В гостиной Эпштейн тронул переключатель, и заработала осветительная система с автоматическим регулятором света, высветив полированное золото двух нимбов на маленькой панели, висевшей отдельно на восточной стене. Он бессчетное количество раз уже видел этот эффект и все равно каждый раз ощущал легкое покалывание в макушке. Из всех своих шедевров он оставил только этот, алтарную панель, написанную во Флоренции почти шестьсот лет назад. Он не смог заставить себя ее отдать. Он хотел еще немножко с ней пожить.

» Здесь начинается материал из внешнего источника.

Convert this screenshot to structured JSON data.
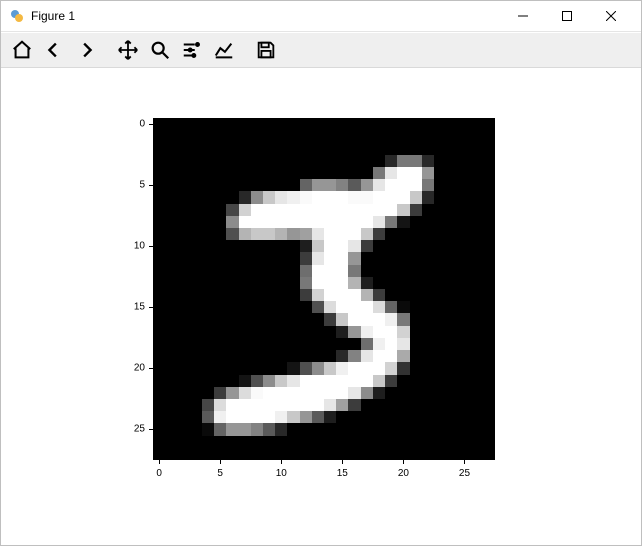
{
  "window": {
    "title": "Figure 1",
    "min": "Minimize",
    "max": "Maximize",
    "close": "Close"
  },
  "toolbar": {
    "home": "Home",
    "back": "Back",
    "forward": "Forward",
    "pan": "Pan",
    "zoom": "Zoom",
    "subplots": "Configure subplots",
    "axes": "Edit axis",
    "save": "Save"
  },
  "chart_data": {
    "type": "heatmap",
    "title": "",
    "xlabel": "",
    "ylabel": "",
    "x_ticks": [
      0,
      5,
      10,
      15,
      20,
      25
    ],
    "y_ticks": [
      0,
      5,
      10,
      15,
      20,
      25
    ],
    "xlim": [
      -0.5,
      27.5
    ],
    "ylim": [
      27.5,
      -0.5
    ],
    "cmap": "gray",
    "shape": [
      28,
      28
    ],
    "values": [
      [
        0,
        0,
        0,
        0,
        0,
        0,
        0,
        0,
        0,
        0,
        0,
        0,
        0,
        0,
        0,
        0,
        0,
        0,
        0,
        0,
        0,
        0,
        0,
        0,
        0,
        0,
        0,
        0
      ],
      [
        0,
        0,
        0,
        0,
        0,
        0,
        0,
        0,
        0,
        0,
        0,
        0,
        0,
        0,
        0,
        0,
        0,
        0,
        0,
        0,
        0,
        0,
        0,
        0,
        0,
        0,
        0,
        0
      ],
      [
        0,
        0,
        0,
        0,
        0,
        0,
        0,
        0,
        0,
        0,
        0,
        0,
        0,
        0,
        0,
        0,
        0,
        0,
        0,
        0,
        0,
        0,
        0,
        0,
        0,
        0,
        0,
        0
      ],
      [
        0,
        0,
        0,
        0,
        0,
        0,
        0,
        0,
        0,
        0,
        0,
        0,
        0,
        0,
        0,
        0,
        0,
        0,
        0,
        40,
        120,
        120,
        40,
        0,
        0,
        0,
        0,
        0
      ],
      [
        0,
        0,
        0,
        0,
        0,
        0,
        0,
        0,
        0,
        0,
        0,
        0,
        0,
        0,
        0,
        0,
        0,
        0,
        120,
        230,
        255,
        255,
        150,
        0,
        0,
        0,
        0,
        0
      ],
      [
        0,
        0,
        0,
        0,
        0,
        0,
        0,
        0,
        0,
        0,
        0,
        0,
        100,
        150,
        150,
        130,
        90,
        150,
        230,
        255,
        255,
        255,
        120,
        0,
        0,
        0,
        0,
        0
      ],
      [
        0,
        0,
        0,
        0,
        0,
        0,
        0,
        40,
        140,
        200,
        230,
        240,
        250,
        255,
        255,
        255,
        250,
        250,
        255,
        255,
        255,
        200,
        40,
        0,
        0,
        0,
        0,
        0
      ],
      [
        0,
        0,
        0,
        0,
        0,
        0,
        70,
        210,
        255,
        255,
        255,
        255,
        255,
        255,
        255,
        255,
        255,
        255,
        255,
        255,
        200,
        60,
        0,
        0,
        0,
        0,
        0,
        0
      ],
      [
        0,
        0,
        0,
        0,
        0,
        0,
        140,
        255,
        255,
        255,
        255,
        255,
        255,
        255,
        255,
        255,
        255,
        255,
        230,
        120,
        20,
        0,
        0,
        0,
        0,
        0,
        0,
        0
      ],
      [
        0,
        0,
        0,
        0,
        0,
        0,
        80,
        180,
        200,
        200,
        180,
        150,
        160,
        230,
        255,
        255,
        255,
        200,
        60,
        0,
        0,
        0,
        0,
        0,
        0,
        0,
        0,
        0
      ],
      [
        0,
        0,
        0,
        0,
        0,
        0,
        0,
        0,
        0,
        0,
        0,
        0,
        30,
        200,
        255,
        255,
        230,
        60,
        0,
        0,
        0,
        0,
        0,
        0,
        0,
        0,
        0,
        0
      ],
      [
        0,
        0,
        0,
        0,
        0,
        0,
        0,
        0,
        0,
        0,
        0,
        0,
        60,
        230,
        255,
        255,
        150,
        0,
        0,
        0,
        0,
        0,
        0,
        0,
        0,
        0,
        0,
        0
      ],
      [
        0,
        0,
        0,
        0,
        0,
        0,
        0,
        0,
        0,
        0,
        0,
        0,
        110,
        255,
        255,
        255,
        120,
        0,
        0,
        0,
        0,
        0,
        0,
        0,
        0,
        0,
        0,
        0
      ],
      [
        0,
        0,
        0,
        0,
        0,
        0,
        0,
        0,
        0,
        0,
        0,
        0,
        120,
        255,
        255,
        255,
        180,
        30,
        0,
        0,
        0,
        0,
        0,
        0,
        0,
        0,
        0,
        0
      ],
      [
        0,
        0,
        0,
        0,
        0,
        0,
        0,
        0,
        0,
        0,
        0,
        0,
        60,
        210,
        255,
        255,
        255,
        180,
        60,
        0,
        0,
        0,
        0,
        0,
        0,
        0,
        0,
        0
      ],
      [
        0,
        0,
        0,
        0,
        0,
        0,
        0,
        0,
        0,
        0,
        0,
        0,
        0,
        80,
        220,
        255,
        255,
        255,
        220,
        100,
        10,
        0,
        0,
        0,
        0,
        0,
        0,
        0
      ],
      [
        0,
        0,
        0,
        0,
        0,
        0,
        0,
        0,
        0,
        0,
        0,
        0,
        0,
        0,
        60,
        200,
        255,
        255,
        255,
        240,
        120,
        0,
        0,
        0,
        0,
        0,
        0,
        0
      ],
      [
        0,
        0,
        0,
        0,
        0,
        0,
        0,
        0,
        0,
        0,
        0,
        0,
        0,
        0,
        0,
        30,
        150,
        240,
        255,
        255,
        210,
        0,
        0,
        0,
        0,
        0,
        0,
        0
      ],
      [
        0,
        0,
        0,
        0,
        0,
        0,
        0,
        0,
        0,
        0,
        0,
        0,
        0,
        0,
        0,
        0,
        0,
        110,
        240,
        255,
        230,
        0,
        0,
        0,
        0,
        0,
        0,
        0
      ],
      [
        0,
        0,
        0,
        0,
        0,
        0,
        0,
        0,
        0,
        0,
        0,
        0,
        0,
        0,
        0,
        40,
        130,
        230,
        255,
        255,
        170,
        0,
        0,
        0,
        0,
        0,
        0,
        0
      ],
      [
        0,
        0,
        0,
        0,
        0,
        0,
        0,
        0,
        0,
        0,
        0,
        20,
        80,
        140,
        200,
        240,
        255,
        255,
        255,
        210,
        50,
        0,
        0,
        0,
        0,
        0,
        0,
        0
      ],
      [
        0,
        0,
        0,
        0,
        0,
        0,
        0,
        20,
        80,
        140,
        200,
        230,
        255,
        255,
        255,
        255,
        255,
        255,
        200,
        60,
        0,
        0,
        0,
        0,
        0,
        0,
        0,
        0
      ],
      [
        0,
        0,
        0,
        0,
        0,
        60,
        150,
        220,
        250,
        255,
        255,
        255,
        255,
        255,
        255,
        255,
        230,
        140,
        30,
        0,
        0,
        0,
        0,
        0,
        0,
        0,
        0,
        0
      ],
      [
        0,
        0,
        0,
        0,
        70,
        220,
        255,
        255,
        255,
        255,
        255,
        255,
        255,
        255,
        230,
        160,
        60,
        0,
        0,
        0,
        0,
        0,
        0,
        0,
        0,
        0,
        0,
        0
      ],
      [
        0,
        0,
        0,
        0,
        90,
        240,
        255,
        255,
        255,
        255,
        240,
        200,
        150,
        90,
        30,
        0,
        0,
        0,
        0,
        0,
        0,
        0,
        0,
        0,
        0,
        0,
        0,
        0
      ],
      [
        0,
        0,
        0,
        0,
        10,
        100,
        150,
        150,
        130,
        90,
        40,
        0,
        0,
        0,
        0,
        0,
        0,
        0,
        0,
        0,
        0,
        0,
        0,
        0,
        0,
        0,
        0,
        0
      ],
      [
        0,
        0,
        0,
        0,
        0,
        0,
        0,
        0,
        0,
        0,
        0,
        0,
        0,
        0,
        0,
        0,
        0,
        0,
        0,
        0,
        0,
        0,
        0,
        0,
        0,
        0,
        0,
        0
      ],
      [
        0,
        0,
        0,
        0,
        0,
        0,
        0,
        0,
        0,
        0,
        0,
        0,
        0,
        0,
        0,
        0,
        0,
        0,
        0,
        0,
        0,
        0,
        0,
        0,
        0,
        0,
        0,
        0
      ]
    ]
  }
}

Эпштейн подошел поближе: Мария нагнулась и казалась почти бестелесной в бледно-розовых складках своего одеяния, а архангела Гавриила можно было принять за женщину, если бы не цветные крылья. Судя по деревянной скамеечке, Мария, скорее всего, стояла на коленях или стояла бы, если бы под платьем от нее еще оставалось что-то телесное, если бы то, что представляла собой Мария, не было бы уже стерто ради того, чтобы заполнить ее сыном Божьим. Скругленные линии ее силуэта словно вторили белым аркам над ней: она уже была не вполне собой. Руки с длинными пальцами сложены на плоской груди, на лице серьезное выражение созревшего раньше своих лет ребенка, готового принять свою трудную и высокую судьбу. В нескольких футах от нее архангел Гавриил, он смотрит на нее с любовью, прижав руку к сердцу, словно оно тоже болит от знания ее неизбежного будущего. Краска была покрыта трещинами, но от этого только больше дух захватывало, только нарастало ощущение могучей безжалостной силы, рвавшейся наружу из-под неподвижной поверхности. Только плоские золотые диски над головами Марии и Гавриила были странно неподвижны. Почему они упорствовали в том, чтобы рисовать нимбы именно так? Почему, даже уже выяснив, как создать иллюзию глубины, они все равно именно в этом случае упорно возвращались к упрямой плоскости? И не просто в каком-то отдельном случае, а именно для изображения того символа, что, притягиваясь к Богу, пропитывается бесконечностью?